In January, Verizon Communications bought Intel's TV business for an undisclosed sum, picking up the intellectual property rights and other assets that powered Intel's OnCue Cloud TV platform. At the time, Verizon said it planned to integrate IP-based TV services with FiOS video as well as expand its mobile video offerings.

As for what type of custom channels viewers can expect, McAdam pointed to AwesomenessTV, which DreamWorks acquired last year, but didn't delve too much more into possible partners, except to say that they will probably be "out of the West Coast, where a lot of this is more home grown content."

Case scenario:

LOS ANGELES * Dish Network and Disney have reached a landmark deal that envisions the day when Dish will offer a Netflix-like TV service to people who'd rather stream TV over the Internet than put a satellite receiver on their roof.

The deal announced late Monday paves the way for Dish to offer live local broadcasts from ABC TV stations and programming from ABC Family, Disney Channel, ESPN and ESPN2 over mobile devices, set-top boxes and other means, similar to how Netflix's video streams are delivered today.

No start date for such a service was announced.
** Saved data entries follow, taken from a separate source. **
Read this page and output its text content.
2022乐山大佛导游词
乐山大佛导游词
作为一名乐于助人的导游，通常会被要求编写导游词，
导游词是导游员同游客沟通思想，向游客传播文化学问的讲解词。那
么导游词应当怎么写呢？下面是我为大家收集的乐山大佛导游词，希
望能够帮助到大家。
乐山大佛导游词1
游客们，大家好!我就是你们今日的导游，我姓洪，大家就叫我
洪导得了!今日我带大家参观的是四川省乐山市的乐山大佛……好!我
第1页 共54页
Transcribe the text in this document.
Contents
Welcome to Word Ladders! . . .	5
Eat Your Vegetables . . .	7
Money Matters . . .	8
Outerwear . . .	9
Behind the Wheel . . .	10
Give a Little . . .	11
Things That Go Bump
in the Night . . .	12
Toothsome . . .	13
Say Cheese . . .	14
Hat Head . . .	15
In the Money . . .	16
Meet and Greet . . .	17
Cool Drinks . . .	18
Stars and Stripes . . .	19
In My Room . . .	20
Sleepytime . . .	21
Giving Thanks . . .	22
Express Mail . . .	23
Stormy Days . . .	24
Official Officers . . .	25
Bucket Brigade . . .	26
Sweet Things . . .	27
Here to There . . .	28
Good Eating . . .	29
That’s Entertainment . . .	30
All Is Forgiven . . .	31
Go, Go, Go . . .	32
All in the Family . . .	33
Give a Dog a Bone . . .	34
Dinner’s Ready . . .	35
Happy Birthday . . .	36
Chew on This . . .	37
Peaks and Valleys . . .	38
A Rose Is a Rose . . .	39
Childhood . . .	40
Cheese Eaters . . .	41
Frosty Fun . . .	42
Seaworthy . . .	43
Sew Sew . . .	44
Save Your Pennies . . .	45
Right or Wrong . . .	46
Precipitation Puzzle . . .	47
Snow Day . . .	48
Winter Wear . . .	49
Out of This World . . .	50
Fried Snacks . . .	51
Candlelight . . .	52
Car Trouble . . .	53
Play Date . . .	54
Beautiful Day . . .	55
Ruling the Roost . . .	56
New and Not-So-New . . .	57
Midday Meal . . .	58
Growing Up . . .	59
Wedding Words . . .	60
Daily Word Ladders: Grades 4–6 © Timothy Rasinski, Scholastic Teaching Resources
It is likely that Dish will have to cut similar deals with other programmers to make such a service attractive. A Dish spokesman refused to speculate on what the offering would cost.

As part of the new rights deal, Dish Network Corp. agreed to disable for three days after the initial broadcast a function on its Hopper digital video recorders that allows people to automatically record and strip out commercials from prime-time weeknight programming. But that's only for programs on ABC, which is owned by the Walt Disney Co.

With the deal, both sides are dropping a legal battle between them over the so-called AutoHop function, which had threatened to cut into the revenue of media companies like Disney by stripping out ads. Dish hasn't made public how many of its 14 million subscribers use the Hopper.

Dish customers will also gain access for the first time to Disney's WatchESPN, Watch Disney, Watch ABC Family and Watch ABC apps, which allow for live and on-demand viewing on mobile devices.

Dish is also picking up a slew of new channels including Disney Junior, Fusion, ESPN Goal Line, Longhorn Network and the upcoming SEC ESPN Network when it launches sometime this fall.

The companies said they would work together on new advertising models. Last month, Dish announced a technology partnership with rival satellite TV company DirecTV to launch a system that helps target political ads to viewers based on where they live.